JVM Calendar: Java Security Animated

Overview

Java security has been inherently a complex topic ever since the introduction of the security sandbox model in JDK 1.2 and the evolution of security APIs provided by the JDK. A similar issue is observed with the concurrency utilities and a tool called Java Concurrent Animated, which has been developed in order to lower the entry barrier towards these utilities in a fun and entertaining manner.
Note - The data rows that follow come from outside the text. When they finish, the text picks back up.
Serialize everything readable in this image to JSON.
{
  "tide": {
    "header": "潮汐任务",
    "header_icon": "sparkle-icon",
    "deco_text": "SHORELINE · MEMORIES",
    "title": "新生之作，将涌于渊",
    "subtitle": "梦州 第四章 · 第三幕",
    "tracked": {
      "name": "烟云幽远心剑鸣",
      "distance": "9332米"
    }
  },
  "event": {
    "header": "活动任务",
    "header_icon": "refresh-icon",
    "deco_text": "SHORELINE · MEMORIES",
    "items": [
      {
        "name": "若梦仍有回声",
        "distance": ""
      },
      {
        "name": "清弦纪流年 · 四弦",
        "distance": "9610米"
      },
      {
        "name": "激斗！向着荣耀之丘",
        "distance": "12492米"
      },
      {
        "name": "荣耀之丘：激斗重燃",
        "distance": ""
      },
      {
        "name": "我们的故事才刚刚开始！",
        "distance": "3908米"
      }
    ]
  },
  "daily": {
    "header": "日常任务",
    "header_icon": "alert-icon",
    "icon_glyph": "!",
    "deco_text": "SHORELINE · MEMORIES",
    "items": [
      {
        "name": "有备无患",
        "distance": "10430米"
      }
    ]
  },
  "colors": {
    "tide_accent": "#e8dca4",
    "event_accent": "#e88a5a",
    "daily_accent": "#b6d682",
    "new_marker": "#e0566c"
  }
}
Java Security Animated provides a sequel of Java Concurrent Animated (with the kind approval on the naming by the author Victor Grazi) with the idea to cover as much as areas as possible such as the JDK security sandbox model, the security JDK libraries, security of major frameworks (i.e. OSGi, JavaEE, Spring) and major security libraries (such as BouncyCastle) in as less details as possible but comprehensive enough for newcomers to the security world of the JDK. On the other hand, it also aims to be a reference for people already experienced with some of concepts and utilities presented and willing to expand their knowledge without digging too much.

The pre-alpha version of the tool provides a series of short tutorials on the security sandbox model of the JDK and the security APIs provided at present by the JDK. Each section contains relevant snippets, information, and diagrams (and later on more animations where relevant) on present topics. Viewers have the possibility to more across section using a custom player at the bottom of the screen (by default sections are automatically displayed over a period of few seconds but certain section can be paused upon if more time is needed to understand the present content).

Implementation

The tool is implemented with Java Swing, and additionally, java2D is used for the custom diagrams and animations. The menu of the left is placed under a separate javax.swing.JPanel instance and the logic and drawing of each particular section is provided by a separate java.awt.event.ActionListener listener instance. Each subsection is provided by a separate method (step) that is registered in the sequence of steps that constitute the particular section from the menu. Common utilities used for the animations are provided by a custom GraphicsLibrary class as a collection of static methods.

Future Development

There are many areas that are a target for future development as part of the Java Security Animated tool, in particular:

• the ability to execute the various snippets provided in the separate sections directly from the tool;
• exercises around the topics being presented that would allow people play around with the various APIs and concepts presented;
• gamification that further allows to illustrate the presented concepts;
• smoother transitioning between the various steps with more animations;
• content for more frameworks and libraries (like BouncyCastle) that is currently not available;
• more involved topics and latest JDK enhancements (such as DTLS);
• more tips and tricks on applying the various concepts and APIs.

Contributions

Java security is an evolving topic as seen in every major JDK release — from security-related bugfixes to improvements around the various security utilities and developer of new security APIs corresponding to the needs of developer community and trends in the field of AppSec. So is Java Security Animated, and for that reason, anyone willing to contribute to the tool may do so by providing either content, suggestions, or pull requests enhance the information provided by the tool.